Tunggu sebentar! Nadine? Apa mungkin dia...

"Barusan itu mantan lo bukan?" tanyaku begitu aku dan Ezra sudah berjalan ke parkiran. "Mantan lo yang... yang..."

"Iya. Dan kebetulan gue ketemu dia satu menit sebelum lo muncul," jawab Ezra tanpa menoleh ke arahku.

Holy shit, jadi benar itu mantannya Ezra? Mantan satu-satunya yang pernah dia pacari selama tiga tahun? Yang berselingkuh dengan papanya? Shit, I wasn't expecting her to be that good looking. Seketika aku merasa kecil. Mantannya Ezra secantik itu?

"Cakep," gumamku sambil melirik ingin melihat respon Ezra.

"Yeah," jawab Ezra ringan. What? Aku berharap dia mengatakan sesuatu seperti 'cantikan kamu kok' atau 'oh ya? Menurut gue engga sih'.

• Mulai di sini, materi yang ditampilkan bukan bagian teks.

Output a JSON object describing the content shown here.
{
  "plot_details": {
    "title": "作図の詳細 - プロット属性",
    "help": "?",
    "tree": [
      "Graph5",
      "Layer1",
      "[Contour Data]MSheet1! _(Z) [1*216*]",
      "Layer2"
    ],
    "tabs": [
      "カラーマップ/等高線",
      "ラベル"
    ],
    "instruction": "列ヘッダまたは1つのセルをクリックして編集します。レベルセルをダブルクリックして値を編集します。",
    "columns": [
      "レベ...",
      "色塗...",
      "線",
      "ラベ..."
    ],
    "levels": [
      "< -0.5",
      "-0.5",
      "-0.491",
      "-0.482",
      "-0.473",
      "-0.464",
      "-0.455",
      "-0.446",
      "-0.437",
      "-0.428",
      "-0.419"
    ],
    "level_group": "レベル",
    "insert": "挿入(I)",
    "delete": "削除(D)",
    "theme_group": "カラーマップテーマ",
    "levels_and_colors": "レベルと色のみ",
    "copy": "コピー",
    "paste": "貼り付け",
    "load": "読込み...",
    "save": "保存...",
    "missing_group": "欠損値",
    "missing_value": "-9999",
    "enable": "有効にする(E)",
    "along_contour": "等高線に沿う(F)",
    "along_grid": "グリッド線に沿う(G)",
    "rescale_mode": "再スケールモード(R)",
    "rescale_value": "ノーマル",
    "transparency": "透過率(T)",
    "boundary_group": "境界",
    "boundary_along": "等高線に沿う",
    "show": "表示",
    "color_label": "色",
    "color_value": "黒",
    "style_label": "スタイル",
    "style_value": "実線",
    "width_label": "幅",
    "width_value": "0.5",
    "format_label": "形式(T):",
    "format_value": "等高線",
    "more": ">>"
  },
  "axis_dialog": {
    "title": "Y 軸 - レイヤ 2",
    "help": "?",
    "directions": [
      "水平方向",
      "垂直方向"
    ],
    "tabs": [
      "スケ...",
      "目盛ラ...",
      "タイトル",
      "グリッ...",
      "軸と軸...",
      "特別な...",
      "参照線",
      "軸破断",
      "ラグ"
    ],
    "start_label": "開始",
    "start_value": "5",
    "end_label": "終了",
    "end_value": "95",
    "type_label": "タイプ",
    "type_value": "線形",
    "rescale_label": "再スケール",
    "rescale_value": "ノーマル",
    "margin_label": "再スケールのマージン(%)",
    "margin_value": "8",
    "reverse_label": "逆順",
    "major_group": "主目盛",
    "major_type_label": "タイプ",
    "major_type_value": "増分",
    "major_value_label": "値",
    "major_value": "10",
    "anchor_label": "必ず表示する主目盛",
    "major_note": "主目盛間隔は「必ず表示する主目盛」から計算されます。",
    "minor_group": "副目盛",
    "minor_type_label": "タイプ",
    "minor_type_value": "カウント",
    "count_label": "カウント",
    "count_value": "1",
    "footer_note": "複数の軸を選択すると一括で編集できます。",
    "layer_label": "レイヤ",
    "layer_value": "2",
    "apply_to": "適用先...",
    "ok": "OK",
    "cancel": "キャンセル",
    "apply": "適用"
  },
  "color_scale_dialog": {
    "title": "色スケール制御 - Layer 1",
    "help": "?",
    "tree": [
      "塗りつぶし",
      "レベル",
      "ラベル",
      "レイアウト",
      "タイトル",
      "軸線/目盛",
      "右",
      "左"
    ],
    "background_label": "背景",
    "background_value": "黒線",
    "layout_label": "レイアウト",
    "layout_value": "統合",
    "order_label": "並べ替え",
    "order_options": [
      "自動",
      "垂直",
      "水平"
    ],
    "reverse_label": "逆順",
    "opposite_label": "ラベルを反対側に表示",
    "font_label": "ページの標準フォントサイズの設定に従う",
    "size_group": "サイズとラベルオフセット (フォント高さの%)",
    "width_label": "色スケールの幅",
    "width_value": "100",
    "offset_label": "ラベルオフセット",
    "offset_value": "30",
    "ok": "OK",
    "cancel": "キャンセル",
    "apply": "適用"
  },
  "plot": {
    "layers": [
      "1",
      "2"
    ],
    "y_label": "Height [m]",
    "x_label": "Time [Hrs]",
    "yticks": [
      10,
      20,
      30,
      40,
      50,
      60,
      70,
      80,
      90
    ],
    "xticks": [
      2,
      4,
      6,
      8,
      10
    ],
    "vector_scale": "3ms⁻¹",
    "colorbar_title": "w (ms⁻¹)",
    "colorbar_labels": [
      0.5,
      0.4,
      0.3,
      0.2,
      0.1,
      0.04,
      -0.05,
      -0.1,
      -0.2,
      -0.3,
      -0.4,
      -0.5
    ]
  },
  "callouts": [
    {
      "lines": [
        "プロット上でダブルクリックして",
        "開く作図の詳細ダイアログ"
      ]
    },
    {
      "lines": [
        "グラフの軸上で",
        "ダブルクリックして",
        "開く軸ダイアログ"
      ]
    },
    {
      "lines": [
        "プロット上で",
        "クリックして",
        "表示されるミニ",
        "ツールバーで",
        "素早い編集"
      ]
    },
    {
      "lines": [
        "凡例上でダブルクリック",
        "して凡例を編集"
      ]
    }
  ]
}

Oke, I have to calm down. Aku bukan tipe wanita pencemburu. Aku jarang sekali cemburu. Tapi itu karena aku tidak pernah merasa lebih jelek dari mantan Tama atau pun Fathir—well, aku tidak pernah tau siapa mantan Fathir, tapi tidak mungkin lebih cantik dari cewek itu kan?

But what can I say? Ezra itu tampan—sangat. Wanita itu juga annoyingly gorgeous. I can totally see them together.

"Hey, lo kenapa?" Ezra sudah memegang bahuku ketika aku sadar dari lamunanku. Kami sudah berdiri di samping mobil milik Ezra.

"Ga papa," jawabku terdengar lebih ketus dari yang kuharapkan, tapi tidak lebih dari ketus dari isi otakku.

Tentu saja Ezra tidak percaya dengan jawabanku. "Denger. Nadine is my past. Way behind. Gue ga pernah ketemu dia lagi sampai tadi. And you don't have to worry, no matter how pretty she looks, I don't care, because I only got my eyes on you."

Jantungku berdebar. Aku tidak menyangka Ezra bisa mengatakan hal seperti ini.

"So stop being crazy jealous girlfriend. It doesn't suit you," ledek Ezra sambil membukakan pintu untukku. Yup, Ezra tidak mungkin bisa bersikap manis lebih dari satu detik.

"I'm not crazy," geramku kesal, sambil naik ke dalam mobil besar ini. Aku menunggu sampai Ezra masuk mobil untuk melanjutkan gerutuku, "dan gue ga jealous. Gue cuma ngomong fakta. Dia cantik. Banget." Dan Ezra memotongku dengan mencium bibirku. Aku terperanjat.

"You say?" bisik Ezra masih dengan wajah sangat dekat di hadapanku. Bisa kurasakan pipiku memanas dan dia tertawa lalu mulai menjalankan mobil ini.